I scribbled my signature on a pharmaceutical rep’s iPad today for some samples of Jardiance, a diabetes drug that now has expanded indications according to the Food and Drug Administration. This drug lowers blood sugar (reduces HbA1c by less than 1 point) but also reduces diabetes related kidney damage, heart attacks, strokes and now also admission rates for heart failure (from 4.1% to 2.7% if I remember correctly – a significant relative risk reduction but not a big absolute one; the Number Needed to Treat is about 70, so 69 out of 70 patients would take it in vain for the heart failure indication. The NNT for cardiovascular death is around 38 over a three year period – over a hundred patient years for one patient saved). There are already other diabetes drugs that can reduce cardiovascular risk and I see cardiologists prescribing them for non-diabetics.

It’s a bit of a head scratcher and it makes me think of the recently re-emerged interest in the notion of a “Polypill” with several ingredients that together reduce heat attack risk. The tested Polypill formulations are all very inexpensive, which is a big part of their attraction. Jardiance, on the other hand, costs about $400 per month.

The “rep” asked whether this medication would be something I’d be likely to discuss with my diabetic patients.

“Well, you know I’ve only got fifteen minutes…” dampened his expectations. But I told him about the Polypill studies.
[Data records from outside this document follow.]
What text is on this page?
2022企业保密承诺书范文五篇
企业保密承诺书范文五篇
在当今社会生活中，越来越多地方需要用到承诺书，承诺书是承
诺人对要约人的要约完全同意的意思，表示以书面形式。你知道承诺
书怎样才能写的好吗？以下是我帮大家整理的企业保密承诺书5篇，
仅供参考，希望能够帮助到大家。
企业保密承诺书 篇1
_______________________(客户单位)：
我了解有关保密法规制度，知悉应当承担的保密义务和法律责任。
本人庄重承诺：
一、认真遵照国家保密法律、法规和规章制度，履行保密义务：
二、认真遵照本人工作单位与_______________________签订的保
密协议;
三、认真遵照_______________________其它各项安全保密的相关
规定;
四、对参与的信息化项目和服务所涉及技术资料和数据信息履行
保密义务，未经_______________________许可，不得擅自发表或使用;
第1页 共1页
I think patients are still not ready to make the distinction between on the one hand medications that treat a more or less quantifiable problem like blood sugar levels, blood pressure or the much less straightforward lipid levels and on the other hand ones that only change statistical outcomes. Most of my patients have trouble wrapping their head around taking a $400 a month pill that doesn’t make them feel better or score a whole lot better on their lab test but only changes the odds of something most people think will never happen to them anyway.